For her senior Industrial Design 6 class, Kreitz designed and built a rugged 24-inch-wheel unicycle with a disc brake, a suspension system and ergonomic handles on the seat. Kreitz showed her final product at the Senior Show Friday, Dec. 15, in the Applied Arts Building.
“It is specifically for mountain unicycling or trail riding,” Kreitz said.
Kreitz loves the challenge of riding a unicycle, noting she has read that one in 360 people ride unicycles regularly worldwide.
“It’s unique,” Kreitz said. “It’s more of a challenge than your average bike. With a bike you can rest. You are pedaling a unicycle constantly. You have to watch your every move. If you hit a bump you have to compensate. You’re constantly balancing.”
In her hometown of Breezy Point, Minn., Kreitz would be called upon to ride her unicycle in parades or at sporting events.
Kreitz had to draw the designs, create prototypes using parts from three other unicycles she had and come up with a final design. She then built the new unicycle, including 3D-printing the ergonomic handles for the seat. The handles help with getting on and off the unicycle, particularly important when trail riding, she noted.
“I have not seen a suspension like this on a unicycle before,” she said, noting the suspension is a more fractured design, which to her is more interesting than a traditional fork with a seat post design.
The blue unicycle is powder-coated and has Kreitz’s logo on it. The logo is of a bear riding a unicycle, which brings the element of being outdoors and adventure, Kreitz said.
Kreitz starts work full time in product design on Jan. 3 at Integrated Design Solutions in Chippewa Falls, a comprehensive product design and development company.
Her grandparents, Lloyd and Eva Kreitz, were artists and her father, Jeff Kreitz, is a welder who owns Creative Steel Works Inc., creating custom items such as fireplace doors.
“I got the creative abilities in the family,” Kreitz said. “I’ve always been drawn to creating things. I was interested in industrial design because I could design and build things, and I could turn it into a career. I wanted to train for a job and get placed in a job.”

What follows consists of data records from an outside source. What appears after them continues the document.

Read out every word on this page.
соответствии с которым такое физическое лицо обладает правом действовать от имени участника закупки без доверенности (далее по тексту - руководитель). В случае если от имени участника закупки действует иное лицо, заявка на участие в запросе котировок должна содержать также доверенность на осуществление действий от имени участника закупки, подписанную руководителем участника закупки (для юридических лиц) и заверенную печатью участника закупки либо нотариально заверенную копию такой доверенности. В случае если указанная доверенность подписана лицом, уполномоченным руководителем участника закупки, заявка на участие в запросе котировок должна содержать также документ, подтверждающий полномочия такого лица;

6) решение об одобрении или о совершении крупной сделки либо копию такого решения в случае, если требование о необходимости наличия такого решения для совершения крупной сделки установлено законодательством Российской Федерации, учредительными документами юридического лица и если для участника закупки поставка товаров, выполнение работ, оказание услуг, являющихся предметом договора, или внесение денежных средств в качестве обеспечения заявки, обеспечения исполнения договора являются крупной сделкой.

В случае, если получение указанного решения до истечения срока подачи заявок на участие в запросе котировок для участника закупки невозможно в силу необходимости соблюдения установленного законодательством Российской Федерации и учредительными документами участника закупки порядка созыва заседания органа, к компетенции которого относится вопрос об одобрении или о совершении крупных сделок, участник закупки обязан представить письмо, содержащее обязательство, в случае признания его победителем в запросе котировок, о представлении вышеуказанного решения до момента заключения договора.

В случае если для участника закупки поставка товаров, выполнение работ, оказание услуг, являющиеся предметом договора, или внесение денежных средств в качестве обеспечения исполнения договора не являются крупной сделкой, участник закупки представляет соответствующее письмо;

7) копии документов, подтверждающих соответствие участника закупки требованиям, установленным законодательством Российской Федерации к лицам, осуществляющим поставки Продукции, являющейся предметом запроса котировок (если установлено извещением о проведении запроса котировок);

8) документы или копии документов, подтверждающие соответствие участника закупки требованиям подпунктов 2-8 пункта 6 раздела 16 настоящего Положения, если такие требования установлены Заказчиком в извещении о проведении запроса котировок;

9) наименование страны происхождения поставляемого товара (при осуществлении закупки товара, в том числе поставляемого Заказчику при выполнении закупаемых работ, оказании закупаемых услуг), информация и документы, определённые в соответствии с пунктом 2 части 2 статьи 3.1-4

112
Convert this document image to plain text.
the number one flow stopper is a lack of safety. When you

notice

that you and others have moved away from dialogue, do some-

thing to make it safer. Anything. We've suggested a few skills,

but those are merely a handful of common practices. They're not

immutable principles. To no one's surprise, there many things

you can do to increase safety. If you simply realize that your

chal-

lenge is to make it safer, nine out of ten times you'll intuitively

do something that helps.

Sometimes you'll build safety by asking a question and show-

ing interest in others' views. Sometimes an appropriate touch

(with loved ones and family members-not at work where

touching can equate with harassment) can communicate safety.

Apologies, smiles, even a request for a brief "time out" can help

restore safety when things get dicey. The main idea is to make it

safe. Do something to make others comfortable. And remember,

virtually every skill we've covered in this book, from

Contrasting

Kreitz plans to keep her new unicycle for now. If a company is interested in her new design, Kreitz said that would be thrilling. “It’s pretty sweet,” she said of the unicycle.
Jennifer Astwood, an industrial design associate professor who taught Kreitz’s class, said Kreitz was the first student to take the senior project to the next level not only designing but engineering the unicycle.
“It is super impressive,” Astwood said. “This just shows the type of drive Jess has. She always goes above and beyond. She is such a good designer.”
Kreitz was one of about 100 students from UW-Stout’s School of Art and Design who presented their capstone projects Dec. 15 at the biannual Senior Show. Projects included in various design disciplines were on display such as graphic, game, interior, industrial and entertainment, along with studio art, such as sculpture, metals, painting and printmaking. A juried student art show was on display at Furlong Gallery along with design shows featuring lamps, furniture, canoe paddles and pop-up campers.